Vroeger waren de werk­ti­j­den van zeven tot vijf, denk ik, 10 uur en schaft voor je eigen reken­ing. Vaak in twee ploe­gen. In mijn tijd was het 8 uur. Je ver­di­ende heel goed, maar dat mag ook wel voor beu­len­werk, want dat was het wel. En je moet je je er ook een beetje thuis voe­len. Maar in zo’n ploeg hebben ze veel voor elkaar over. Er was een kwartaaldrinker, dan was hij even weg. Dan zei de baas “pik het maar over, hij komt wel weer”. Kijk anders kost het hem geld en de vol­gende keer was jij een dagje ziek, dan ging het ook zo. Kijk, lig je met een gebro­ken been is het wat anders.

Ziekte of ongeval werd vroeger zwaar gecon­troleerd, man­nen met leren jassen op een brom­mert­jes. Kwa­men ze bij je thuis. Mijn vader zat thuis aar­dap­pe­len te schillen, mocht niet. Hij zei, “ik heb rugk­lachten, dan kan ik nog wel een aar­dap­pel schillen”. Je moest thuis zijn, mocht niet naar het voet­balveld, niet naar de kroeg, je mocht niks doen wat de genez­ing belem­merde. Ze ston­den op het voet­balveld te con­trol­eren.
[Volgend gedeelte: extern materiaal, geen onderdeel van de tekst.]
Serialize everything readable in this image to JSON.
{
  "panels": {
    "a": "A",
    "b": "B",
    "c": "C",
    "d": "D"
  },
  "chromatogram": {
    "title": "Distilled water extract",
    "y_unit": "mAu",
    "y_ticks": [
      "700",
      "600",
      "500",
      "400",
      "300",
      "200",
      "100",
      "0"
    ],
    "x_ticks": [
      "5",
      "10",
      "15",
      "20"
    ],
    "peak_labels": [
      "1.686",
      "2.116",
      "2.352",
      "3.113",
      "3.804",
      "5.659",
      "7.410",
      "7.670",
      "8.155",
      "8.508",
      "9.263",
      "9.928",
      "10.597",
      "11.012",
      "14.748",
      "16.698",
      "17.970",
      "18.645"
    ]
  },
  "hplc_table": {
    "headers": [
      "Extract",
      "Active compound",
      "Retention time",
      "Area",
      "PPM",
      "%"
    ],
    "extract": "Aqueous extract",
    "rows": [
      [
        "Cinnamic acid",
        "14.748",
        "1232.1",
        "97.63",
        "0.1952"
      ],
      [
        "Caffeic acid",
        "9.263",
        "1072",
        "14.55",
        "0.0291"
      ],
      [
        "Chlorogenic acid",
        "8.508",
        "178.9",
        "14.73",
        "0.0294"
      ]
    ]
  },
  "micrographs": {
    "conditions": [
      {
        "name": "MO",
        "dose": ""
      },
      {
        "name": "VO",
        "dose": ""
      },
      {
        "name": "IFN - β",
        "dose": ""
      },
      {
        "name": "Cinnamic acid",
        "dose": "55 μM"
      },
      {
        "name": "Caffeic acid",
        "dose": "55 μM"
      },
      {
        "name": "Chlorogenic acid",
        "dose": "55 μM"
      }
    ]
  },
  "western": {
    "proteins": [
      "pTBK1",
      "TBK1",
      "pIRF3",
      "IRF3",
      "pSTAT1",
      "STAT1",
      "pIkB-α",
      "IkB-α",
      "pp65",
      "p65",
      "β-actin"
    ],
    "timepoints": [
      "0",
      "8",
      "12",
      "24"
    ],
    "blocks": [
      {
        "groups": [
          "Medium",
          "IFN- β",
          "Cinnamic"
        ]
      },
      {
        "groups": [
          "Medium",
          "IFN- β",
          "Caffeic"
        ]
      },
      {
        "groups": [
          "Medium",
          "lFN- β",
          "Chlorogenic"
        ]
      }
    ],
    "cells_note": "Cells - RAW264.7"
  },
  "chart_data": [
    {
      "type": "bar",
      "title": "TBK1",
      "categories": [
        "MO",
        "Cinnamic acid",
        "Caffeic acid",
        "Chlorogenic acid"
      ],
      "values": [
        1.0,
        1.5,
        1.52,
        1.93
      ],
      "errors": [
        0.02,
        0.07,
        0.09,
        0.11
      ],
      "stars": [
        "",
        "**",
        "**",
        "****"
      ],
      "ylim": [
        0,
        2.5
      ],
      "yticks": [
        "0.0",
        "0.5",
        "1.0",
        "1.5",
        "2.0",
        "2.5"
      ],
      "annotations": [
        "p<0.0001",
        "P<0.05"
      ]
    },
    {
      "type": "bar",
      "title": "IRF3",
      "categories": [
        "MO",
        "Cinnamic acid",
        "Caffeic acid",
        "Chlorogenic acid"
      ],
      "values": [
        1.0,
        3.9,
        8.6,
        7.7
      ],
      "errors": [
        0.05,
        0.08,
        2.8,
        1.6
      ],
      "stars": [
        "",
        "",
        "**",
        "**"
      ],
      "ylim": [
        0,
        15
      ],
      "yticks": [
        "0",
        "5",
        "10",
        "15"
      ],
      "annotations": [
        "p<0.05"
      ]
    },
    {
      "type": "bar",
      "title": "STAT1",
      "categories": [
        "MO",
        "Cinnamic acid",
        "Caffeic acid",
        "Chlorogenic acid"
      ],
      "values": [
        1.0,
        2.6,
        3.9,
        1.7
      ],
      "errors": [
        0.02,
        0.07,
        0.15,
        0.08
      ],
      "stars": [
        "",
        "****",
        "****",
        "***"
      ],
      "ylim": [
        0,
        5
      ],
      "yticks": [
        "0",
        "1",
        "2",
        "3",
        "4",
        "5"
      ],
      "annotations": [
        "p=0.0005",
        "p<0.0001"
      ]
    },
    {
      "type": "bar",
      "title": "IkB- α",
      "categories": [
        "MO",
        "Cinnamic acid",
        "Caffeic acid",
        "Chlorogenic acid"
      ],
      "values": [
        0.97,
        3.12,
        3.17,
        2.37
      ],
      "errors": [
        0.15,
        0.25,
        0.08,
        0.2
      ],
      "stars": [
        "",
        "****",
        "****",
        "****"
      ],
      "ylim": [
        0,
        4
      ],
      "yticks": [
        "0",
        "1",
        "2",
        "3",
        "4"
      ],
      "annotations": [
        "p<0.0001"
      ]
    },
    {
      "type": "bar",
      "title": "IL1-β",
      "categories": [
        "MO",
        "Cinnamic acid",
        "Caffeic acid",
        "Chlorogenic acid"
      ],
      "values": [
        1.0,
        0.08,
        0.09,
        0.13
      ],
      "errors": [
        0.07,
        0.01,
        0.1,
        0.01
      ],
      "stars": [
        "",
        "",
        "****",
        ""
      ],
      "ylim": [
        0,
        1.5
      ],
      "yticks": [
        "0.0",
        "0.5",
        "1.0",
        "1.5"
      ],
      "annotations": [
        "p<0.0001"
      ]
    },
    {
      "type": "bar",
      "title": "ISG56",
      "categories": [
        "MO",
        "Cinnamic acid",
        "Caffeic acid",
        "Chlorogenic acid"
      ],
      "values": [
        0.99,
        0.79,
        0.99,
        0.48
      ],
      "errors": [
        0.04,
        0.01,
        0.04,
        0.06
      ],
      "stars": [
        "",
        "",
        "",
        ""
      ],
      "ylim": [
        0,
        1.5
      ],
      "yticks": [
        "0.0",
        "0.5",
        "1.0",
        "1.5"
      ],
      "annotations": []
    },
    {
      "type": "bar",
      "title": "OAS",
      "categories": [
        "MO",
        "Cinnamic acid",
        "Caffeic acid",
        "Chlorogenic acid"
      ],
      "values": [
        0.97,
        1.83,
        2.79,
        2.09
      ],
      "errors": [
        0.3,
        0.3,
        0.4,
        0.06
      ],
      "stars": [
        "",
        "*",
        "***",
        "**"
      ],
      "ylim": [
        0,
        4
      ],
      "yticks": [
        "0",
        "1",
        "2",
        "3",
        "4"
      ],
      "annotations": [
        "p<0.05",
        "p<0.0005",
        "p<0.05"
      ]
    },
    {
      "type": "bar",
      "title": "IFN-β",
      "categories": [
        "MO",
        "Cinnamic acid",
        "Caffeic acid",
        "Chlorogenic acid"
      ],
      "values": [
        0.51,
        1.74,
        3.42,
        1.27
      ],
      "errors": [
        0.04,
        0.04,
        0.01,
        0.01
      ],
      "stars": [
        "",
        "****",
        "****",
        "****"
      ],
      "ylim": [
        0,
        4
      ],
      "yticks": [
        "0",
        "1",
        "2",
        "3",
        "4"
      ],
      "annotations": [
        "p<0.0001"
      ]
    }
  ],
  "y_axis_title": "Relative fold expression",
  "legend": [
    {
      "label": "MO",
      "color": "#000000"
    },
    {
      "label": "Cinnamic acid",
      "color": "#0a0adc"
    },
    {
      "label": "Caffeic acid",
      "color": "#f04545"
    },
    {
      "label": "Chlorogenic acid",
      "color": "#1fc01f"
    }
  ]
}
Bootwerkers9Juli – Augus­tus was het druk in de haven. Want het meeste hout kwam een jaar nadat het gekapt en geza­agd was aan. Soms kwa­men ze wel eens aan onder het ijs, dan was je daar klaar mee. Dan moest je die planken los slaan met een bijl of een slaghaak. Je stond op een dekschuit of op een deklast stond je te glib­beren. In het ruim stond je in de luwte, maar dat was net een koelkast, zo koud. En in de zomer was het kok­end heet in zo’n ruim.

Foto: Bootwerk­ers in de haven

Als die schepen lang in de haven lagen had je voet­bal­wed­stri­j­den, Rus­sis­che boot tegen de bootwerk­ers op het grasveld bij de speel­tuin. Dat ver­broed­erde ook, daar zijn wel vriend­schap­pen uit voort­gekomen. Het was een apart wereldje, dat zeker.

(1) nek­slag:
1> bepaalde steek waarmee men een touw of ket­ting op een haak zet.
2> slip­steek op een halve klamp of een hak­blok.